The Mathematics of Material Failure

Christopher J. Larsen studies applied analysis and materials science. Currently, he is captivated by research in the field of fracture mechanics, particularly with predicting crack sets in physical materials. “These surfaces,” says Larsen, “should solve some sort of mathematical problem.” Figuring out what that problem is, showing that there exist solutions, and understanding those solutions, have been at the center of Larsen’s recent research.

His general research interests include partial differential equations, geometric measure theory, and the calculus of variations. Geometric measure theory suits his temperament because he thinks geometrically, but it also fascinates him because it allows one to view, in a powerful way, surfaces as measures, which in some ways makes them much easier to study. Using geometric measure theory to analyze surfaces can be tricky, says Larsen, because the benefits gained by using it also introduce losses. For example, he says, “What started as a sequence of surfaces might not converge to a surface. So you get something by considering them to be measures, but you lose something. The fact that you’re dealing with a surface can be lost.”

From a mathematical point of view, the field of fracture mechanics began to take its current shape in the 1990s. Before then, “it wasn’t at all clear what the right problems were.” A model based on globally minimizing energy was proposed in the late 1990s, and Larsen was recruited to work on a specific question that had been a sticking point in attempts at proving that the model was reasonable -- that there exist solutions. After tackling this, Larsen became hooked on improving the underlying problems, or models, in a way that still allowed existence to be shown. This involves replacing global minimization with local minimization, and then replacing minimization with dynamics.

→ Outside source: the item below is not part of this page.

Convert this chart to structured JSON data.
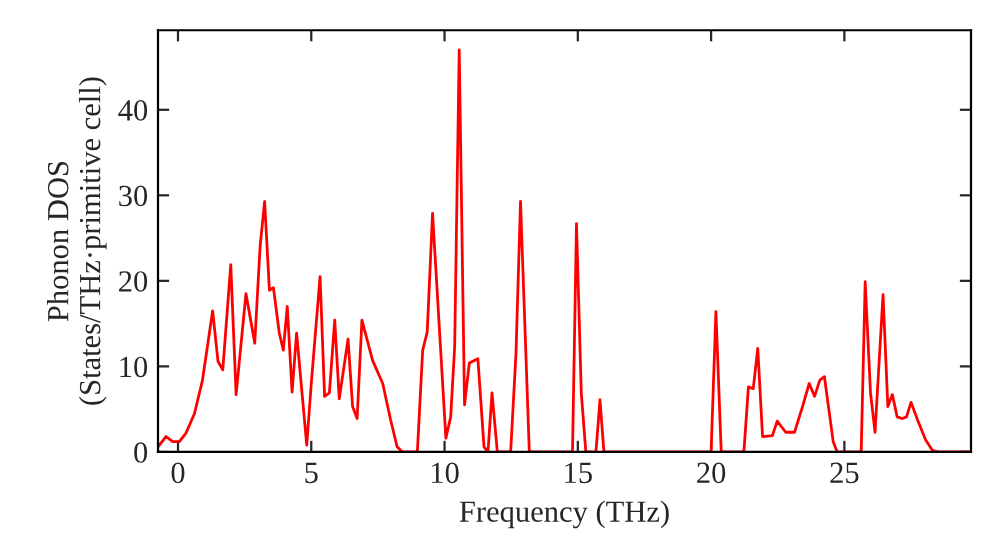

After some success at local minimization in the context of fracture, which required the introduction of a new type of stability (“epsilon stability”), his study of local minimization branched into locally minimizing evolutions for elastic damage and crystal dislocations. He has also introduced models for dynamic fracture, including a phase-field model (that is, a model that treats the crack set as a narrow region) that is very well suited for numerical simulations. This was done jointly with a collaborator whose expertise is performing these simulations, as well as with Larsen’s Ph.D. student (who after graduating left for a position at UCLA).

Larsen’s interest in the calculus of variations and geometric measure theory reflect strengths of Carnegie Mellon’s graduate program in mathematics; Larsen earned his PhD from Carnegie Mellon in 1996. He earned his B.S. in physics from Carnegie Mellon in 1989, but was seduced at the end of his senior year into taking some “real math” courses--algebra and analysis. He fell in love with the analysis class, but before he completely jumped ship from physics to mathematics he earned a law degree from the University of Maryland, having been inspired by issues surrounding the Supreme Court nominations of the late 1980s.

When asked if he’s a pure or applied mathematician, Larsen smiles wryly. He is wary of giving a definitive answer because, as he sees it, the terms are relative. They mean different things to different people, he cautions. And their meanings also vary from country to country. “Applicable math,” says Larsen, best describes his research. “I do a range of things. I prove theorems . . . I also formulate models, and I also do some computing.”

Computing, notes Larsen, is one area of applied mathematics that can be particularly intuitive. “Suppose,” he says, “that you’ve got a clear math problem and you want to get an idea of what solutions actually look like. Because typically in analysis you can’t say what solutions are. You can say what properties they have, but you want more than that. You want to get a good idea of what these things look like. So sometimes you can design an algorithm that produces something that you can prove is close to a solution. And so you can implement this algorithm, the computer produces a picture, and you can look at the picture and you can see something that you know is close to the actual solution. This opens up the possibility of computing by itself, coming up with an algorithm where you don’t know the underlying problem that you’re trying to approximate. You just design the algorithm out of physical intuition combined with mathematical intuition about what should be going on.”

There is a down side to computing warns Larsen -- there might not exist an underlying problem, yet the algorithm still produces pictures. In fact, Larsen notes that this occurs frequently outside of mathematics. If you’re running physical experiments, and you know what things actually look like, then you can fiddle with your algorithm until it matches your results, or it’s very close. “What’s the value in that?”; he asks. You already ran the experiment; you already saw the results, he says. Real value exists when you can apply an algorithm to other situations and have confidence that what it produces is accurate. “But why should you have this confidence?” asks Larsen. The answer is math. “Math is the thing that can give you this confidence.” The certainty of mathematics is what makes the field so attractive to Larsen. “What separates mathematics from other fields is that we prove things. A proof means not just that you know something is true, but that you see exactly why it’s true.”

Larsen’s contributions to the WPI Math Department are notable. He is a frequent main speaker at international conferences, at places such as Paris, Oxford, Berlin, and Saint Petersburg, Russia. He also received a prestigious Leverhulme Visiting Professorship to spend a few months at the University of Bristol, England. Since 2005, Larsen has brought in over $1.5 million in NSF grants to work on variational methods for material defects, damage, and fracture evolution.